When this man is concerned about his mom and his wife, he asks Reddit:
A few days ago my wife (28) and I (30) found out that she's pregnant. We had been trying for about a year after she had experienced a miscarriage of a pregnancy that we hadn't planned. We are both obviously super happy and excited to become parents.
So yesterday I went out to lunch with my mom and I told her the news, to which she was thrilled for my wife and I. I didn't think anything of it until when I told my wife that I told my mom and she was immediately upset with me.
She said that she wasn't ready for people to know given how her last pregnancy ended. She said that now because my mom knows that she is pregnant, she's now going to know if something goes wrong, and she's not comfortable with that.
When I asked her why that is such a big deal all she could say was"it just is" and that I wouldn't understand.
In my defense, it's not just her news to share, it's OURS and I feel like it was completely reasonable to tell my mom as she is an immediate family member who I am very close with.
I also know for a fact she already told her sister so I just don't see how me telling my mom is a problem. She also never communicated to me that she wanted me to keep the news to myself.
A day later and she's still very much so mad at me, I am getting the silent treatment and she avoids me like I am the one who did something bad. Again, I really don't think I did anything wrong here.
While I understand that it's her body I think its unfair that she can tell her support system but I'm not allowed to tell mine. AITA?

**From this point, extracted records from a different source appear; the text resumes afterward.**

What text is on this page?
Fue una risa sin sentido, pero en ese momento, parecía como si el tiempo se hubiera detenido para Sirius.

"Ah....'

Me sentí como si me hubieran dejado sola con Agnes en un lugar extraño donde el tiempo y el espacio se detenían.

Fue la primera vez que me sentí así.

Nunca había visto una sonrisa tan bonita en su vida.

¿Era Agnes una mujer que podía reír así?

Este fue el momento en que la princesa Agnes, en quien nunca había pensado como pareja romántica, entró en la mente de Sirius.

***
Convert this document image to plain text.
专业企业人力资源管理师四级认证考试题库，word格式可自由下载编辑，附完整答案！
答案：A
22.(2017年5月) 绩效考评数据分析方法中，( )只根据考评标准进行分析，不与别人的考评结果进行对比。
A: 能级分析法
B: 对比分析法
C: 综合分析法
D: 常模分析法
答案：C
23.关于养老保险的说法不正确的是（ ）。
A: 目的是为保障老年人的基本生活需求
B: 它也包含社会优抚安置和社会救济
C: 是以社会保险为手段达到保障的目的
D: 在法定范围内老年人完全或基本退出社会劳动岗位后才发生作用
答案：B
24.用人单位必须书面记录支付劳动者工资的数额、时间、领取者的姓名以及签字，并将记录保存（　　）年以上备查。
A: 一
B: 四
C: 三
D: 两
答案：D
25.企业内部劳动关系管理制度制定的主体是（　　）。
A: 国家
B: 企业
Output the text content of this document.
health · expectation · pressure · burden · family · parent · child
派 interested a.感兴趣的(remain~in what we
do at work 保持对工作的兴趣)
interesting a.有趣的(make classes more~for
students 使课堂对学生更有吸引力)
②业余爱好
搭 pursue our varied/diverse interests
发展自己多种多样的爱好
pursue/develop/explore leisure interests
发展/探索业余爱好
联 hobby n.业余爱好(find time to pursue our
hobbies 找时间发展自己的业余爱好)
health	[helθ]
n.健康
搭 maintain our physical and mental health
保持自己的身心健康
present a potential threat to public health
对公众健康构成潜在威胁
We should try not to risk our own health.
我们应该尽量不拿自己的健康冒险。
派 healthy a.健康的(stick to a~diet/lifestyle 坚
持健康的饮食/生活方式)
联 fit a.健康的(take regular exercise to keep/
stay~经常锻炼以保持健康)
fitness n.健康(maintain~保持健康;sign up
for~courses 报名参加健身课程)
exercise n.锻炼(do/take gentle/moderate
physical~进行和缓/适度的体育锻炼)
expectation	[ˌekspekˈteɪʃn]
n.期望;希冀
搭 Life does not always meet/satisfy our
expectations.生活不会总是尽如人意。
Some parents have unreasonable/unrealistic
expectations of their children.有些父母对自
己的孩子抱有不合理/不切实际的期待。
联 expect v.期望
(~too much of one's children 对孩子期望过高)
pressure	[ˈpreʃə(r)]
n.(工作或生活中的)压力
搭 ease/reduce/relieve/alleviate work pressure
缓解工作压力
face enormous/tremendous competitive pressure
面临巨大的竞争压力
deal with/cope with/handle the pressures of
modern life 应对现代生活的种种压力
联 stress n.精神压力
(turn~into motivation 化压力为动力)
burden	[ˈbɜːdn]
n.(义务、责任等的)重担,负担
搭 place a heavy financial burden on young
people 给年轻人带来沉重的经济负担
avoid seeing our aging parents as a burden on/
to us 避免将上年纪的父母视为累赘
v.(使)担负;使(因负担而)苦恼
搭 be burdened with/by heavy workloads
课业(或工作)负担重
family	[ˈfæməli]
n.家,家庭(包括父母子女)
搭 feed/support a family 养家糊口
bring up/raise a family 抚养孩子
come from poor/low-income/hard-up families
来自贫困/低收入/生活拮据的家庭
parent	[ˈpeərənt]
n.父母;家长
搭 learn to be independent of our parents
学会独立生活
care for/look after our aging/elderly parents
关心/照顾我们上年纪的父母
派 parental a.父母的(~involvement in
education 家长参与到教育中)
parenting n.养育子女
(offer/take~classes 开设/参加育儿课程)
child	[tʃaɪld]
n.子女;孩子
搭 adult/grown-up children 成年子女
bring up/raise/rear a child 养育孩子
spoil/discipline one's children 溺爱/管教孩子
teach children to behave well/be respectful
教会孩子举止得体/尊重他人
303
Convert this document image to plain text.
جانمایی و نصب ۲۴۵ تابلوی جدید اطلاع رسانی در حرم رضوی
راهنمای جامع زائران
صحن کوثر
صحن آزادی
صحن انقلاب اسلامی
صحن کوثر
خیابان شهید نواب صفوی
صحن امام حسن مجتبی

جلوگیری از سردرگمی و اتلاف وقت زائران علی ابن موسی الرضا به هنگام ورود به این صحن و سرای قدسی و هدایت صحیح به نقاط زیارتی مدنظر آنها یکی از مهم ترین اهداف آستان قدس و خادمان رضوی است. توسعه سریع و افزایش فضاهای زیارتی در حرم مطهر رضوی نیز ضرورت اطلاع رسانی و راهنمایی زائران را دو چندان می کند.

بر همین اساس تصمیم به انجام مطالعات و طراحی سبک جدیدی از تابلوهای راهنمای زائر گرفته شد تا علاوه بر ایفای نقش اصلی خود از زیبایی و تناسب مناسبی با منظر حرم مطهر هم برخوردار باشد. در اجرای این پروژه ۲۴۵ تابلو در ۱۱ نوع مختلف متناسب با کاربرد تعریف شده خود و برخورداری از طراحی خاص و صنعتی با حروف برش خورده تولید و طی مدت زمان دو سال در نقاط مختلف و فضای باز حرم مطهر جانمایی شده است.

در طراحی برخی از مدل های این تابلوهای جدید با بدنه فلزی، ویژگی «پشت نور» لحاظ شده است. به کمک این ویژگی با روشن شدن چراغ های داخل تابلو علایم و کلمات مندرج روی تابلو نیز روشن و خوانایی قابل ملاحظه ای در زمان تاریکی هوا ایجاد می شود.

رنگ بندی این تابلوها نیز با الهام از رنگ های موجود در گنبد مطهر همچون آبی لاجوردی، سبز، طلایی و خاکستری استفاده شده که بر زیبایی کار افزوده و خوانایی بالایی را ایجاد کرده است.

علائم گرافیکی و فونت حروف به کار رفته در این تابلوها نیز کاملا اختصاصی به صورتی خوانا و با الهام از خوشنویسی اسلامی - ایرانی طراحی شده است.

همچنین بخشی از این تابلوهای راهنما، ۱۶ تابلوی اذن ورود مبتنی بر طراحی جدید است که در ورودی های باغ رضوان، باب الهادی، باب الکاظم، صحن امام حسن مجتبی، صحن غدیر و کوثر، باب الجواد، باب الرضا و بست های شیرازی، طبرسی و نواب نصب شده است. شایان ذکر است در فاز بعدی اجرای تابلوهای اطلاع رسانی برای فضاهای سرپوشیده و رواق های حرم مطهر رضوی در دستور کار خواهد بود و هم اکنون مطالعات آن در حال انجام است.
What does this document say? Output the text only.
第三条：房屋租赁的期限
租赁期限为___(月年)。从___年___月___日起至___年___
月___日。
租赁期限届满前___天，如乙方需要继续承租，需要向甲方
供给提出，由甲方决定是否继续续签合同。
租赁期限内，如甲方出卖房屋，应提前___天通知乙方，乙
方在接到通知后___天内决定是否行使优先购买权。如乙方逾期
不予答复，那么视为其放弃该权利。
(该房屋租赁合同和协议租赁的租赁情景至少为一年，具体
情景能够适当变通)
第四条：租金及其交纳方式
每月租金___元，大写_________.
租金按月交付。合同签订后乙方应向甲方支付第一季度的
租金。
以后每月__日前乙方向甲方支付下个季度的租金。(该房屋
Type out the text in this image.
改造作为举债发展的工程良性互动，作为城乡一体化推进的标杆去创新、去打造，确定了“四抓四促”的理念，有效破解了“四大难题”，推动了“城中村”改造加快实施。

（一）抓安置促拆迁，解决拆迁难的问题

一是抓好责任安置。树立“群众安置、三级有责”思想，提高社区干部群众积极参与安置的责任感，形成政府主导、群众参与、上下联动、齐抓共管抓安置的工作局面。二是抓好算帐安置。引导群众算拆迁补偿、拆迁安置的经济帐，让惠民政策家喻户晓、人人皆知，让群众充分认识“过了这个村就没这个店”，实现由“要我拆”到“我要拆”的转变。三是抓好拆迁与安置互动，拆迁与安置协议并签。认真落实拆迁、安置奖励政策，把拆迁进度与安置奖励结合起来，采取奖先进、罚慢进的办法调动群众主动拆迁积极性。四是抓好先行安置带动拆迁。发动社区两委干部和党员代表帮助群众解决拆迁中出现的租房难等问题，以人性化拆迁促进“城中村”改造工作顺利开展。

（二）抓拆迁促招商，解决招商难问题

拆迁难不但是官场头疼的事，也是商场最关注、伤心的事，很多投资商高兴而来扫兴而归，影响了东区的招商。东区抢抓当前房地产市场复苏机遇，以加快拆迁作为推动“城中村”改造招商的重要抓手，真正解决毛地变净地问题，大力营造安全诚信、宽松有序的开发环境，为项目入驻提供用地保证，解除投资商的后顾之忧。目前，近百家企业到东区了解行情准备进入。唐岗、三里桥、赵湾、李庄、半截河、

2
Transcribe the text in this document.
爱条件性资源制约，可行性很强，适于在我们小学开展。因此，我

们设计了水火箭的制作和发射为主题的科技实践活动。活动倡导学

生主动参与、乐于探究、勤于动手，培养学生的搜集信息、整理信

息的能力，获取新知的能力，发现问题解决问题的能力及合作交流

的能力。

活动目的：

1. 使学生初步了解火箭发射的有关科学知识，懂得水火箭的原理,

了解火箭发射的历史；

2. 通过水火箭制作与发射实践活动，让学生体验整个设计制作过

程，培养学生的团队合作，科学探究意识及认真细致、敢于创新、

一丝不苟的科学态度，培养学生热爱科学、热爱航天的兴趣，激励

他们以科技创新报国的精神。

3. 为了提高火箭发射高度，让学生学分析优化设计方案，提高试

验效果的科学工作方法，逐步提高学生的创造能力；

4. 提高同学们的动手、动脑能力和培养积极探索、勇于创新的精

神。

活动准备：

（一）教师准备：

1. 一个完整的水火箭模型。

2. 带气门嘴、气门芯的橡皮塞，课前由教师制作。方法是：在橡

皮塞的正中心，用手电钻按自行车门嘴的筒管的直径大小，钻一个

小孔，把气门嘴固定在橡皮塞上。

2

Soft YTA. First--wishing you a healthy full term pregnancy, and I am very sorry for your earlier loss.
But while it is your shared news, you are not the one who is currently watching their body like a hawk for signs of anything amiss.
You aren't the one whose body is now responsible for this new little life and you aren't the one whose hormones will be swinging wildly.
Has her sister had children? She probably wants someone to text every little ache and pain to who can talk her off the ledge, especially during the early days, so that she doesn't start Googling and freak herself out.
She does need a support system, and that isn't saying you don't--but you should have cleared it with her. Maybe she doesn't want your mom specifically to know, but your best friend or brother would have been fine.
YTA just in general it's customary to wait a certain amount of time before telling people. Did she "announce" to her sister or was she seeking her sister for council and support. There's a difference.
Gently, YTA. You shouldn't have shared the news with anyone before discussing it with your wife first. If you just found out a few days ago, I'm guessing it's very early in the pregnancy, and your wife is probably feeling extremely vulnerable, anxious, and fearful of having another miscarriage.
It makes sense that she might want to confide in one other person she's close to (like her sister), but wouldn't necessarily want her mother-in-law to know. You're right that it's both of your news, but that means that both of you should agree on the timing and manner of making it public.